How can we ensure children and young people have their voices heard on criminal justice matters?
Pay attention. Genuinely, actually listen to them. No one takes time out of their day to ask young people the questions that matter and to properly listen to their answers. They say they want to hear their voices, but don’t actively listen. There are really good groups out there, like Shout Out in Camden, where young people can go and express themselves and are given a voice, but more needs to be done to put their suggestions, their vision, into action. Having more young people in positions like mine [Peer Advocate] would help, we could put our heads together. All the boroughs need to work together, not do their own thing, that’s really important.
I don’t know all the answers myself! The police and lawyers and everyone involved, even civilians, should take responsibility for answering the question too.
Can you tell me more about your role as Peer Advocate?
I really enjoy the work, and it’s given me loads of opportunities. I got to go to the Houses of Parliament to talk about knife crime. I’ve been to the Royal Free Hospital to give training on safeguarding.

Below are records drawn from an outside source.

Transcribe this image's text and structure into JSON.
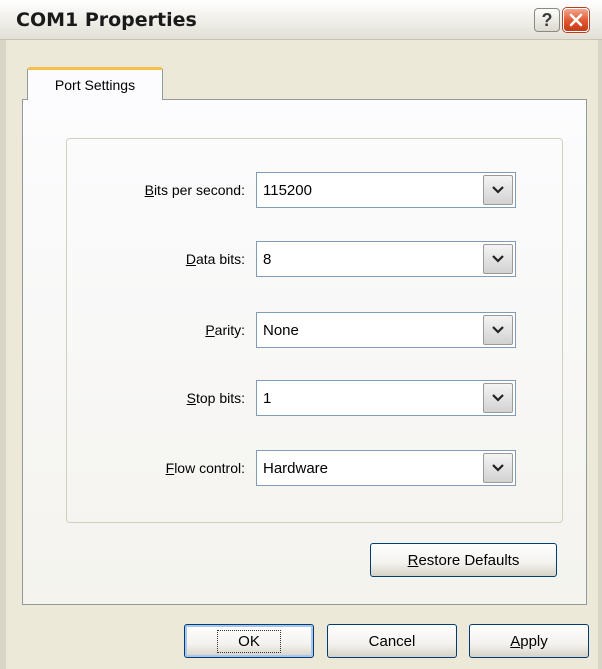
{
  "window": {
    "title": "COM1 Properties",
    "help_button": "?",
    "close_icon": "close-icon"
  },
  "tabs": [
    {
      "label": "Port Settings",
      "selected": true
    }
  ],
  "fields": [
    {
      "label_pre": "",
      "label_key": "B",
      "label_post": "its per second:",
      "value": "115200"
    },
    {
      "label_pre": "",
      "label_key": "D",
      "label_post": "ata bits:",
      "value": "8"
    },
    {
      "label_pre": "",
      "label_key": "P",
      "label_post": "arity:",
      "value": "None"
    },
    {
      "label_pre": "",
      "label_key": "S",
      "label_post": "top bits:",
      "value": "1"
    },
    {
      "label_pre": "",
      "label_key": "F",
      "label_post": "low control:",
      "value": "Hardware"
    }
  ],
  "buttons": {
    "restore_key": "R",
    "restore_rest": "estore Defaults",
    "ok": "OK",
    "cancel": "Cancel",
    "apply_key": "A",
    "apply_rest": "pply"
  },
  "colors": {
    "window_bg": "#ece9d8",
    "tab_highlight": "#f5c04d",
    "close_button": "#e1552f",
    "combo_border": "#7f9db9"
  }
}
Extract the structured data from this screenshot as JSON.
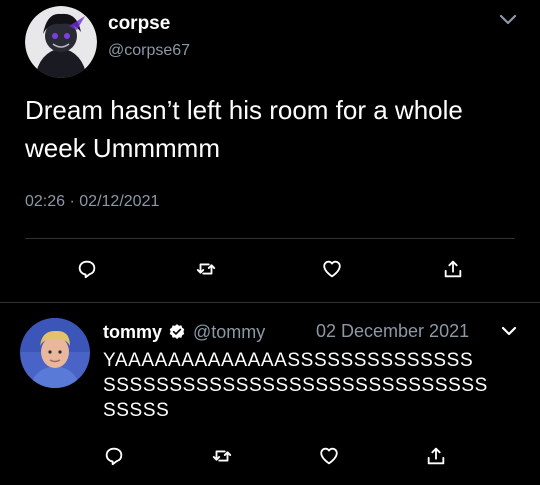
{
  "main_tweet": {
    "author_name": "corpse",
    "author_handle": "@corpse67",
    "text": "Dream hasn’t left his room for a whole week Ummmmm",
    "time": "02:26",
    "separator": "·",
    "date": "02/12/2021"
  },
  "actions": {
    "reply_icon": "reply-icon",
    "retweet_icon": "retweet-icon",
    "like_icon": "heart-icon",
    "share_icon": "share-icon"
  },
  "reply": {
    "author_name": "tommy",
    "verified": true,
    "author_handle": "@tommy",
    "date": "02 December 2021",
    "text_lines": [
      "YAAAAAAAAAAAAASSSSSSSSSSSSSS",
      "SSSSSSSSSSSSSSSSSSSSSSSSSSSSS",
      "SSSSS"
    ]
  },
  "colors": {
    "background": "#000000",
    "text": "#ffffff",
    "secondary_text": "#8b98a5",
    "divider": "#2f3336",
    "verified_badge": "#ffffff"
  }
}
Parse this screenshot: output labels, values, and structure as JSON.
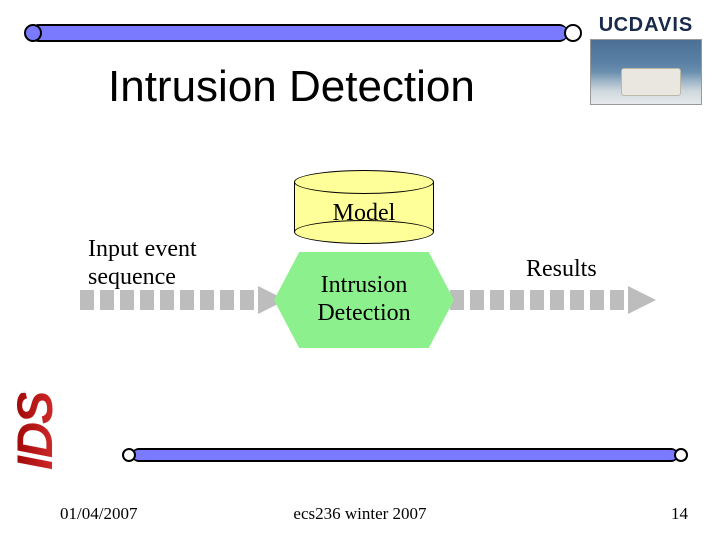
{
  "header": {
    "logo_uc": "UC",
    "logo_davis": "DAVIS"
  },
  "title": "Intrusion Detection",
  "diagram": {
    "model_label": "Model",
    "process_line1": "Intrusion",
    "process_line2": "Detection",
    "input_line1": "Input event",
    "input_line2": "sequence",
    "results_label": "Results"
  },
  "wordart": "IDS",
  "footer": {
    "date": "01/04/2007",
    "center": "ecs236 winter 2007",
    "page": "14"
  }
}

I’m working with Kentish Town Police to help them engage with young people, they have a special engagement team. For me it comes down to knowing respect is a two way thing. Also, it makes sense to reach out to groups of young people, not one by one: if you want to teach kids to tie their laces, why teach them one at a time, teach everyone together.
We’re also doing a really exciting new project around participation. The idea is to get children and young people and their families more involved in the delivery of services. For example I was recently involved in interviewing sessional staff for the YOS. It’s really important that people using services have a say in what happens and how the service works. It’s early days, but I’m excited about it.
What’s one thing that’s going well in the youth justice system?
I’ve spoken about the groups and my Peer Advocate role shows me there’s good work being done, but all you keep hearing is ‘knife crime!’ so it’s hard to be positive all the time. Come back to me on that one!
What one thing would you change about how the youth justice system operates?
I think the way young people are spoken to in court needs to change. Things need to be explained or magistrates need to at least check that the young person knows what is being said about and to them. I know magistrates can’t always use simple language but explaining things after can make a difference to the young person and even their parent.
Rosa Bramley is currently a Peer Advocate at Camden Council. She is interested in youth justice issues.